As I mentioned the other day, it turns out that the current Josh Gibson Field (formerly Ammon Field) is actually a block west of the old Ammon Field where Gibson played his earliest professional baseball for the Crawfords in 1929 and 1930.
Here is the 1929 City of Pittsburgh Geodetic and Topographic Survey, courtesy of Historic Pittsburgh, showing Ammon Playground at the intersection of Somers St. and Bedford Ave., just a couple of blocks west of the future location of Greenlee Field. While the two baseball parks coexisted, they were separated only by a small residential block and by Lincoln Memorial Cemetery.
And here is the 1959 survey, showing the Ammon Playgrounds moved west to the current location of Josh Gibson Field, now at the intersection of Kirkpatrick St. and Bedford Ave.
Ammon Field, part of a larger city recreational park that included tennis courts and two baseball diamonds, served as the home field for the Pittsburgh Crawfords as well as a number of other professional or semiprofessional teams from 1928 to 1932, when Greenlee Field was built. After that it seemed to fall out of use even for semipro teams and other athletic activities; hardly a mention of Ammon Field appears in the Pittsburgh Courier in 1936 and 1937.
Then one night in June 1938 the bodies of a couple were found behind Ammon Field, evidently robbed and killed by a spurned suitor who had been stalking the young woman. Witnesses described the assailant and his accomplices fleeing down “Wesley row” and turning onto “Fonville street” (Panola St. in the 1929 map above, but Fonville in a 1923 map) west toward Kirkpatrick. That is, they ran through what is now Josh Gibson Field, but what was then still a grid of short streets.
The Courier helpfully printed a map of Ammon Field, with Wesley St. mislabeled “Ridgeway,” which was actually the dirt road that ran behind the recreational park. You can see the curve of Bigelow Boulevard at the top of the map and Chauncey Street in the lower right (though Somers Street is not shown).

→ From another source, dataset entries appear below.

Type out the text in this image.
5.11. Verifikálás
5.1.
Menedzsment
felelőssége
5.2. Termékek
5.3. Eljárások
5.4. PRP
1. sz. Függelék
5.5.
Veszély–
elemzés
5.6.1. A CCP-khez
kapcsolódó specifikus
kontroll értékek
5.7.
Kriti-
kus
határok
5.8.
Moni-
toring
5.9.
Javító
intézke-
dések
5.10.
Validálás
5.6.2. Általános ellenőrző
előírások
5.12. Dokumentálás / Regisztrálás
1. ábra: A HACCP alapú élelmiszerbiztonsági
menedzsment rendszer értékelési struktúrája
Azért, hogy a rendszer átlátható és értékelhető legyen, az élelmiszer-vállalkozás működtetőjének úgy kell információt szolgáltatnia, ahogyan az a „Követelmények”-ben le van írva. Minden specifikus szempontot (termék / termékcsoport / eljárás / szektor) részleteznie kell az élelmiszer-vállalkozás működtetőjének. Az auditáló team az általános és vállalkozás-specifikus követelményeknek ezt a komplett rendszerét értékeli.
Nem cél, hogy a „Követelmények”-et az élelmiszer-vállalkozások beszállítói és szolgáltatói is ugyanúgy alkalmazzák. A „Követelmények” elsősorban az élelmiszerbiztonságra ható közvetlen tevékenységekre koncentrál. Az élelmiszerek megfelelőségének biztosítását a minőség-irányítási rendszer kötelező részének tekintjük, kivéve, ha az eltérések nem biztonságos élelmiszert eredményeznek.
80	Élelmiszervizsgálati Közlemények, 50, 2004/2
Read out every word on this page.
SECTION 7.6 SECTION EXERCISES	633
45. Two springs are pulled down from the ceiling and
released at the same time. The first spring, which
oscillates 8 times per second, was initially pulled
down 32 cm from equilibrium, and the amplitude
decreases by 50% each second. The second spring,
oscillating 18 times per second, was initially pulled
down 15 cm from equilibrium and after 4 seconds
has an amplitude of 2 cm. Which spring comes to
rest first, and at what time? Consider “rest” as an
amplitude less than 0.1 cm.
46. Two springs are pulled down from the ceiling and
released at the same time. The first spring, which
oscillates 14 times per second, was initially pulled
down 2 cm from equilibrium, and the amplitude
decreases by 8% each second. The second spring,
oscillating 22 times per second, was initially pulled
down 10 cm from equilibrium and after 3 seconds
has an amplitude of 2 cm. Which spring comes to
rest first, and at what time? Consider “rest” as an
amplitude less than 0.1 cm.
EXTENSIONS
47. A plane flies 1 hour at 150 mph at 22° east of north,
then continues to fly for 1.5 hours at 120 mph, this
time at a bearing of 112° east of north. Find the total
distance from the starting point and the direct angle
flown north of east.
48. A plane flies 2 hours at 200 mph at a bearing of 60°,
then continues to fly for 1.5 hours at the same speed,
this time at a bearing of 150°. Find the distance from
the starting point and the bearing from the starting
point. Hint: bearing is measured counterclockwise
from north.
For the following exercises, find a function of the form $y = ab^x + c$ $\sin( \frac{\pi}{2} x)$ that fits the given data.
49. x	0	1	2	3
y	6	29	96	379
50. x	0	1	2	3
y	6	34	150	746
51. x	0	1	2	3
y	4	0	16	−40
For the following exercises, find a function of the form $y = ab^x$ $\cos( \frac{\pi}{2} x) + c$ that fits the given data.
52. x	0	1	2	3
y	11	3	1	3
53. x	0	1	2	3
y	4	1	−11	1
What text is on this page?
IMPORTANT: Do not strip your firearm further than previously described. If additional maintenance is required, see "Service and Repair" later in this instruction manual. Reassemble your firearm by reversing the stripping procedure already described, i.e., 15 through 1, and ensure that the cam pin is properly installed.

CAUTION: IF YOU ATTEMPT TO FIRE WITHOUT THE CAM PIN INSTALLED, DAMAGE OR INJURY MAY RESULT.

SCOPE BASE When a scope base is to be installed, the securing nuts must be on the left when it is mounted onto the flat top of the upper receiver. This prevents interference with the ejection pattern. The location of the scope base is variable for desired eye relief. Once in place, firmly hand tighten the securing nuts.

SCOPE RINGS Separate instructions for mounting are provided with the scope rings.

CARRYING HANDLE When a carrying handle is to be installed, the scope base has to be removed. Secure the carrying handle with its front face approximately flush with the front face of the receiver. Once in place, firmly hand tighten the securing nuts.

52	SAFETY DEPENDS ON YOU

The following month it was announced that the Pittsburgh Housing Authority would be acquiring Greenlee Field as well as “other parcels of real estate contiguous” to the ballpark (Courier, July 23, 1938), which eventually included the Lincoln Memorial Cemetery, in order to construct a new low-cost housing project. At some point that same year it was decided to annex the Ammon Playgrounds to what would become Bedford Dwellings. Apparently the city promised to build a new park and recreational center on the land directly to the west of the old Ammon Field.
But two and a half years later in January 1941, as the new Ammon Recreational Center at the corner of Bedford and Kirkpatrick was nearing completion, nothing had been done about the park and baseball field that was supposed to adjoin it.
(Pittsburgh Courier, January 18, 1941)
There’s quite a bit in the Courier through 1941 about continuing efforts to get the city to do something about a new park. While the details are still unclear to me, by 1945 the new Ammon Playgrounds had been built, and the baseball field was serving as home to the semipro Pittsburgh Monarchs.
So, to sum up: the current Josh Gibson Field is not literally where Josh Gibson played his earliest professional games, and the Bedford Dwellings housing project now sits on ground formerly occupied by not one but two historic baseball parks (as well as an historic cemetery).